Home > Net >  Making bitmasks in C
Making bitmasks in C

Time:04-09

I'm new to bit manipulation but I'm struggling to translate it to code. For the following function I need to make a bitmask

void make_bitmask(unsigned int width, unsigned int shift,unsigned int* mask)

The bitmask function is supposed to have a width and a shift. if w=5 and s=1 it should give 00111110.

How should I approach this?

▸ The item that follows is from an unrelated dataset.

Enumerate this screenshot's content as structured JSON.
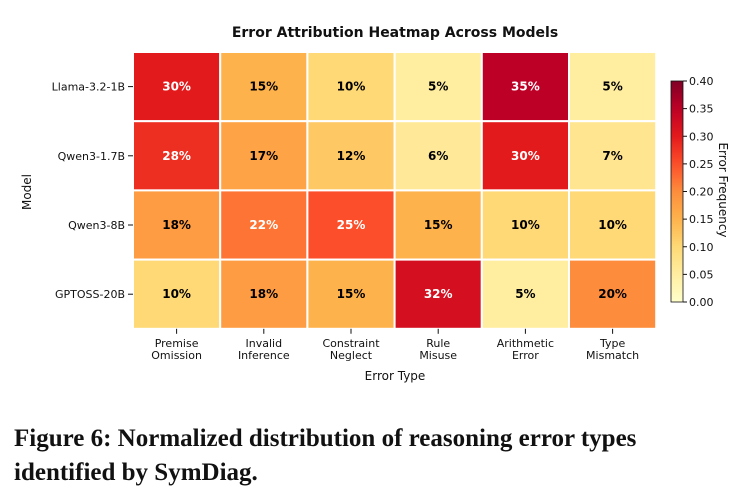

This is my latest code I've been trying:

*mask |= width << shift;

Changed to *mask = ((1 << width) - 1) << shift;

Unit test:

static void test_make_bitmask_correct_width(void)
{
 unsigned int mask = 0;
make_bitmask(1,0,&mask)
TEST_ASSERT_EQUAL_HEX32(0x1, mask);
make_bitmask(2,0,&mask)
TEST_ASSERT_EQUAL_HEX32(0x3, mask);
make_bitmask(5,0,&mask)
TEST_ASSERT_EQUAL_HEX32(0x1f, mask);
make_bitmask(32,0,&mask)
TEST_ASSERT_EQUAL_HEX32(0xffffffff, mask); // the one that is currently failing  mask is 0x000000000

CodePudding user response:

void make_bitmask(unsigned int width, unsigned int shift,unsigned int *mask)
{
    /*  With unlimited arithmetic, (1 << width) - 1 would give us a mask of
        width bits, starting at the low bit position.  E.g., with width 3, 1 <<
        3 would give binary 1000, and subtracting one would give 111, a mask of
        3 bits.  However, in C arithmetic, if width is the full width of an
        unsigned int, then "1u << width" would overflow.  To avoid this, if
        width is positive, we shift 2u by width-1.  If width is zero, we simply
        use the hardcoded result for a mask of zero bits, zero.
    */
    unsigned int t = width ? (2u << width-1) - 1u : 0u;

    //  Shift the mask to the desired position and store it.
    *mask = t << shift;
}

CodePudding user response:

The decimal value 5 is binary 00000101. Shifting it left by one bit gives you 00001010.

If you want 5 to turn into 00011111 (decimal 31) then the easiest solution is to find out the value 00100000 (decimal 32) and the subtracting one.

Remembering that we're dealing with powers of 2, if you raise 2 to the power of 5 we get 32, and can then subtract one to get the base mask. But instead of using the pow function or multiplying in a loop, we can just shift the value 1 five steps left (1 << 5).

Putting it all together, the you should shift 1 left by width bits, subtract 1, and then shift the result shift bits to the left:

*mask = ((1 << width) - 1) << shift;

With width == 5 and shift == 1 then the above will give you binary 00111110 (decimal 62).

  • Related